Palavra-chave: Filopoética;
Arquipélago; Imaginário; Filosofia afrodiaspórica
Summary: The present work
seeks to dispute imaginaries based on the understanding of two concepts,
archipelagos and filopoetics, in dialogue with the
thought of the essayist, philosopher and poet Édouard Glissant.
He is a thinker of the archipelago and, therefore, of the whole world. The
thought of the relationship is the answer offered by him as a way of overcoming
and criticizing monocolonialist domination. Glissant's work involves both aesthetics and politics and
mobilizes both a philosophy and a poetry.

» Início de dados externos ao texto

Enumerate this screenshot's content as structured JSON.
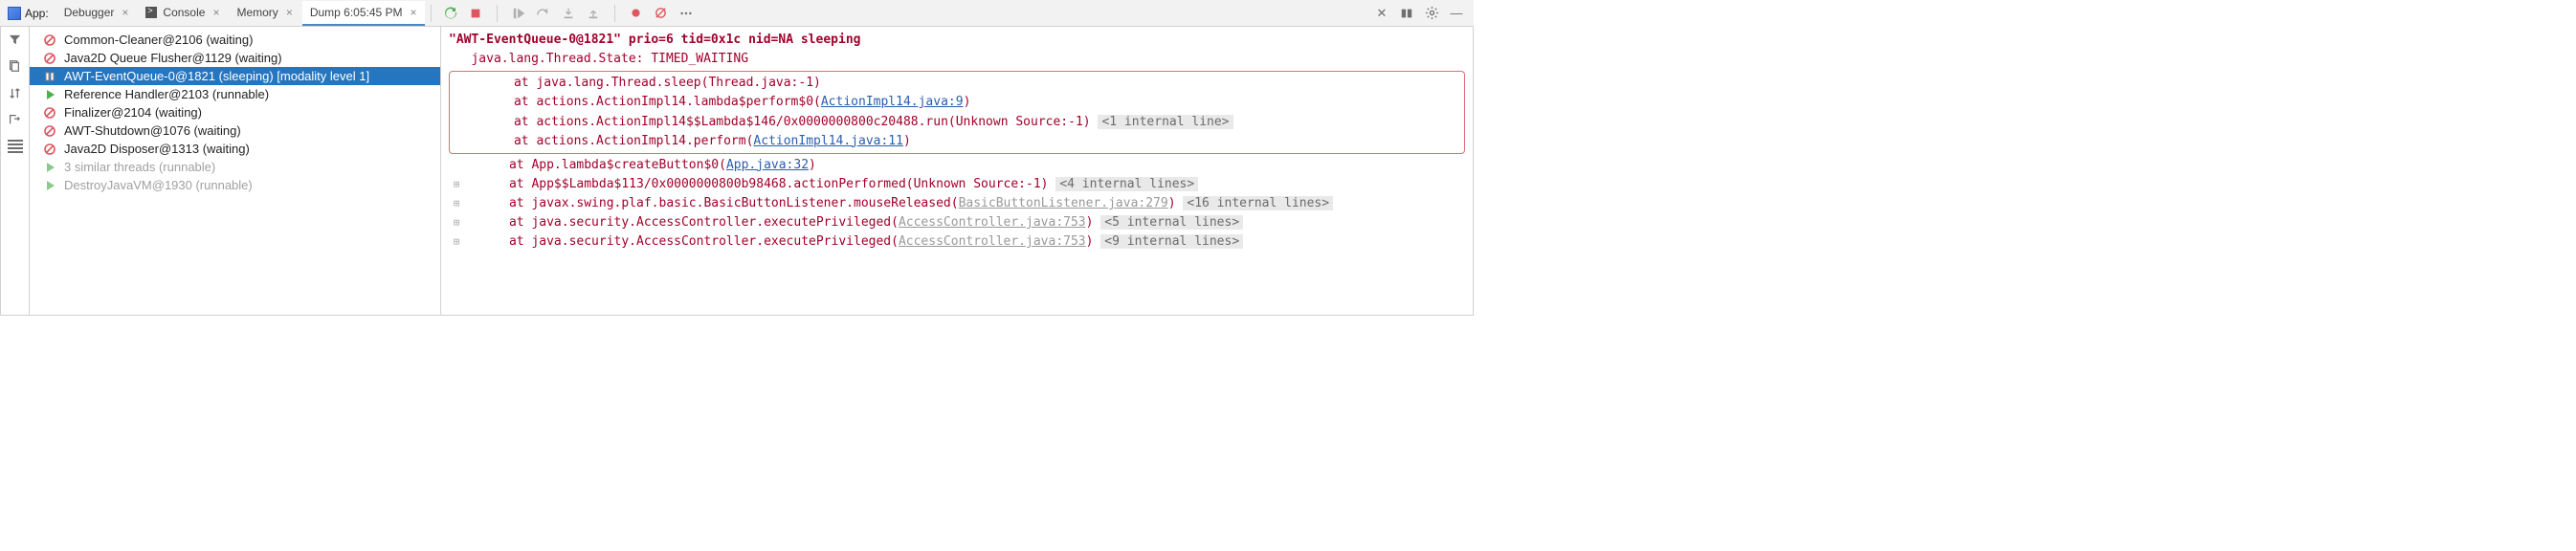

The dialogue of philosophy and poetry
takes place in the intention of the first to create concepts and the second to
fecundate it of imagination (filopoetic).
Key-word: Filopoetic; Archipelago; Imaginary; Afro-Diaspora Philosophy
Introdução
ORÍ
Estar
à deriva
Na
linguagem.
Estar
só
Em
órbita.
Traído
à vista
do
mar: pela origem
a
ponto
de trair
se
tornar
um
verbo
totem.
Esculpido
no
mar
à
revelia
de
ti.[1]
Este artigo busca compreender
a filopoética e o arquipélago presentes no pensamento
de Édouard Glissant, no intuito de defender a filosofia desde o arquipélago como
disputa de imaginários.
Édouard
Glissant nasceu em vinte e um de setembro de 1928, na
Martinica, e faleceu em três de fevereiro de 2011, em Paris. A provocação
realizada pelo pensador dos arquipélagos explode o potencial de imaginação do
seu leitor. A produção do martinicano percorre o exílio e a errância, porque
explode o mesmo, entendido como transparência.
O artigo pretende trazer para o diálogo
o ensaio poético de Glissant O pensamento do tremor [2], Poética da Relação[3] e
o ensaio filosófico Philosophie de la Relation: poésie en étendue[4]. A
discussão da filopoética toma como referência Manuel Norvat em Le Chant du Divers. Introduction à la philopoétique d’Édouard Glissant[5]. O
conceito de filopoética não é cunhado por Glissant, no entanto, percorre seu pensamento.
Édouard Glissant
é um pensador do arquipélago e, por isso, do todo-mundo. A violência do
presente e o choque do passado (monocolonialismo), movimentaram as produções deste
intelectual contemporâneo. O pensamento da relação é a resposta oferecida por Glissant como caminho de superação e crítica à dominação monocolonialista. A perspectiva de crítica à violência monocolonialista é agenciada por meio da relação tanto da
estética quanto da política e mobiliza a filosofia e a poesia.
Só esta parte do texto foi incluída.